興味深いのは「孤独の強さ」よりも「どんな場面で感情が動くのか」に男女差があったことだ。
男性は「外の風景」、女性は「家の日常」で揺れる
「誰かと一緒にご飯を食べたい」「時間を共有したい」と強く感じる瞬間について尋ねると、男女で傾向の違いが表れた。

男性側で多かったのは「スーパーで割引シールの惣菜を1パックだけカゴに入れた時」や「仕事帰りにマンションの窓に家族団らんの明かりが見えた時」など、外出先で他人の生活風景を目にした場面だった。
自由回答では「真っ暗な家に惣菜を買って帰宅する時」(男性56歳・公務員)、「観光地を一人で巡っているとき、他の観光客がほぼペアや家族連れのとき」(男性52歳・自由業)など、“外で見た風景”によって孤独を意識する声が並んだ。男性側は、「一人でいること」そのものより、周囲の団らんやペア行動を視界に入れた時に、自分との対比で孤独を感じるようだ。
一方、女性は「季節イベントに普段通りのメニューを食べる時」「体調を崩して寝込み、自分で食事の準備がうまくできない時」など、自宅の日常シーンで寂しさを感じる傾向が強かった。
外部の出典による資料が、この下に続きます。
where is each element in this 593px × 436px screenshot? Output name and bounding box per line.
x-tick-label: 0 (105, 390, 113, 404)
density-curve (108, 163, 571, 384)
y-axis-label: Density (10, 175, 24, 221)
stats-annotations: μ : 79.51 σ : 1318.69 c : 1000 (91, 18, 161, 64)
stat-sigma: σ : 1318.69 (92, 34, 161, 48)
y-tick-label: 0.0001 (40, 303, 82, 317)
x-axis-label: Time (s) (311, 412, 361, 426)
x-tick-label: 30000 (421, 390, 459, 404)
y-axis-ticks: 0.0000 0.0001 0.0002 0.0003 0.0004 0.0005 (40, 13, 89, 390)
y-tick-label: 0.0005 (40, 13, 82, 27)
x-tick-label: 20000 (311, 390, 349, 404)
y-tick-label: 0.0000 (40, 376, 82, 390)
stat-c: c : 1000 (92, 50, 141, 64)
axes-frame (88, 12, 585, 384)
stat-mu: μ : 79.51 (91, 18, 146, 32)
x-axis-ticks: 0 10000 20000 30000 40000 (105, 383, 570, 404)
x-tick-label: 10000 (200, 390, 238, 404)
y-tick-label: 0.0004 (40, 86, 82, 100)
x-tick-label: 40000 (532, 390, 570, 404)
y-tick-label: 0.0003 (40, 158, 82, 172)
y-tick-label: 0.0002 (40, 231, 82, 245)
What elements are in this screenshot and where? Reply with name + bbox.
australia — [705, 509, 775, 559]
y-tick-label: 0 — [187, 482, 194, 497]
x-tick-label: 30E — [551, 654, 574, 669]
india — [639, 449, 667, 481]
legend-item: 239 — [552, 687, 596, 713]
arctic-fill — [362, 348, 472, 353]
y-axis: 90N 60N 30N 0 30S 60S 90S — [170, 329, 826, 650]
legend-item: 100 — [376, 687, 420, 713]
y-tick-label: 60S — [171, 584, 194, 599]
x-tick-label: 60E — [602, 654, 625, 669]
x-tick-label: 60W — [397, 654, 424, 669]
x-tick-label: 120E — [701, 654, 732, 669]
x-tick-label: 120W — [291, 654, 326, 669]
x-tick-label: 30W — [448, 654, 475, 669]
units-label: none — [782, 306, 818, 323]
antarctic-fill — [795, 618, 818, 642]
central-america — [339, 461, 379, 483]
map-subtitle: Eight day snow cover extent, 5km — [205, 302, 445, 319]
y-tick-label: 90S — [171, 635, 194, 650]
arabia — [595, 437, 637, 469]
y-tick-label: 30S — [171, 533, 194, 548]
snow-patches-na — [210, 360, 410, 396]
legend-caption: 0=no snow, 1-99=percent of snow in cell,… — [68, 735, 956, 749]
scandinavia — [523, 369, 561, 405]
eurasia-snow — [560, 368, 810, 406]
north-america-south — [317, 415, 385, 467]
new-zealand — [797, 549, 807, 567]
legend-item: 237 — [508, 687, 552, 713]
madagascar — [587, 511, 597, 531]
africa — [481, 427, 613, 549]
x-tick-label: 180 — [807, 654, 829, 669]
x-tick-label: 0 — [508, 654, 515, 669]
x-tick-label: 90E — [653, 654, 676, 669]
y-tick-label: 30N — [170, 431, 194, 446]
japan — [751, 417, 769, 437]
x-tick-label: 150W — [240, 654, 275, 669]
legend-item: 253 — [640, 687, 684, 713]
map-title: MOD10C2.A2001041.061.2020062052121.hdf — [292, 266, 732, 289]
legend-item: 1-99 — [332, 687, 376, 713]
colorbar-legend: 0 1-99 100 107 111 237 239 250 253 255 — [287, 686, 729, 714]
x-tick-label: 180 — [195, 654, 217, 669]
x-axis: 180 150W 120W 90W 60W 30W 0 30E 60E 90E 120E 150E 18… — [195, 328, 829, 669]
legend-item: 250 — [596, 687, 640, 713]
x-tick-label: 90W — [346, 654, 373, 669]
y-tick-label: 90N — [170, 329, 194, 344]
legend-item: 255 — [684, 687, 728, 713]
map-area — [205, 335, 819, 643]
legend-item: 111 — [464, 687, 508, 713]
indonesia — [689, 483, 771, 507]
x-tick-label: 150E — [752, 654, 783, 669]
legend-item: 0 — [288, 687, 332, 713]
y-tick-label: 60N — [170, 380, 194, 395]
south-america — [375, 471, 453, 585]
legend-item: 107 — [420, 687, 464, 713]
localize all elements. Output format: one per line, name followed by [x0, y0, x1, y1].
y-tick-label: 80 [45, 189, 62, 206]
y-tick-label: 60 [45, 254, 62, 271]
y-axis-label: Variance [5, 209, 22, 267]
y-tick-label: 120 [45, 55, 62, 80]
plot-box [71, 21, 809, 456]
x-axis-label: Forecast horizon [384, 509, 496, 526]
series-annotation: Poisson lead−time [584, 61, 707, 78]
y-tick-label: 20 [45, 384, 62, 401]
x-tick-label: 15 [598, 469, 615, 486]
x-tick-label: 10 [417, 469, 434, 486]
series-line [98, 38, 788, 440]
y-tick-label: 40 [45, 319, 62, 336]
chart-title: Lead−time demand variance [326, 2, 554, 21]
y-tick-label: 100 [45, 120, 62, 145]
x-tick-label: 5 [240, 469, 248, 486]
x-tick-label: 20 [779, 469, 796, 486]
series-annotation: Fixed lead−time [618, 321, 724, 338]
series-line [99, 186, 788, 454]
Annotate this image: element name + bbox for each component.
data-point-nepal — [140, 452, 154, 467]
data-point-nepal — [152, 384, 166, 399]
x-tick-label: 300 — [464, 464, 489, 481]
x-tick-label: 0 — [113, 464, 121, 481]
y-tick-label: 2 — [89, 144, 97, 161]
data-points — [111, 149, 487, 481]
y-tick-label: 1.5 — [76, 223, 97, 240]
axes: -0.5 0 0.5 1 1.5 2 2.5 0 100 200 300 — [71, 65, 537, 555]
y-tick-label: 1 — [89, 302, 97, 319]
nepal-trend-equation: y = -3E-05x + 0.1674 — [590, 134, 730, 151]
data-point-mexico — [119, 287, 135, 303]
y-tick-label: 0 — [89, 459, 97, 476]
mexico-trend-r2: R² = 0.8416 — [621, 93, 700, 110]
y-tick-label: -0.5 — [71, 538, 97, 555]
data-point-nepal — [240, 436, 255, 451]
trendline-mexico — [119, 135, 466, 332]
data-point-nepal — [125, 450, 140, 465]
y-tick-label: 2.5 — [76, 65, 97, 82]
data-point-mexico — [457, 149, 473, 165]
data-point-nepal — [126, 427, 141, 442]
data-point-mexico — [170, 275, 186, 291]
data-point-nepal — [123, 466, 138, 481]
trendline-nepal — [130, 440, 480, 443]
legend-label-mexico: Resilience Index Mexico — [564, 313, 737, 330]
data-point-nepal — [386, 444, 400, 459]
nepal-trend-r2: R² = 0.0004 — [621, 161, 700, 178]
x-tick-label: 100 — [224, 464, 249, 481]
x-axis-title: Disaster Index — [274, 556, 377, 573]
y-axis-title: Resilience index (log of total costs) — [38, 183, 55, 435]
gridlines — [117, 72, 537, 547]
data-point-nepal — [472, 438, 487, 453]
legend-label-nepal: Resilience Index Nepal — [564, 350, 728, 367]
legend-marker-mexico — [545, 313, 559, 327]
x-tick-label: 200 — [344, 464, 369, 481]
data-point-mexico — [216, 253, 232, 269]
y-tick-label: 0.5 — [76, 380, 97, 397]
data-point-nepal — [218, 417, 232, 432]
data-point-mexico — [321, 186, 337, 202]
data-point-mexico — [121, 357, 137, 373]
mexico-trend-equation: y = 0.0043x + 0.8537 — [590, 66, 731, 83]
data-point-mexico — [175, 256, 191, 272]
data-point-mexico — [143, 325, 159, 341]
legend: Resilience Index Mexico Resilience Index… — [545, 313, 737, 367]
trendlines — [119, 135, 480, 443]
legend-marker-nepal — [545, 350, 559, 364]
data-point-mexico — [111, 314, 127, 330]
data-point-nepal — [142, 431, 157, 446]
自由回答では、「高熱で食欲がないが、回復のためにも何か食べなければと思った時、誰かに作ってほしいと切実に感じた」(女性59歳・会社員)、「料理が美味しくできた時に、それを一緒に食べてくれる人がいない時」(女性55歳・会社員)、「テレビを見ながら食事しているとき、独り言を言っちゃってるなぁと思う」(女性55歳・その他)など、静かな家の中での孤独感が語られている。女性は、誰かがいない寂しさだけでなく「生活を一人で回し続ける現実」への切実さもにじむ結果となった。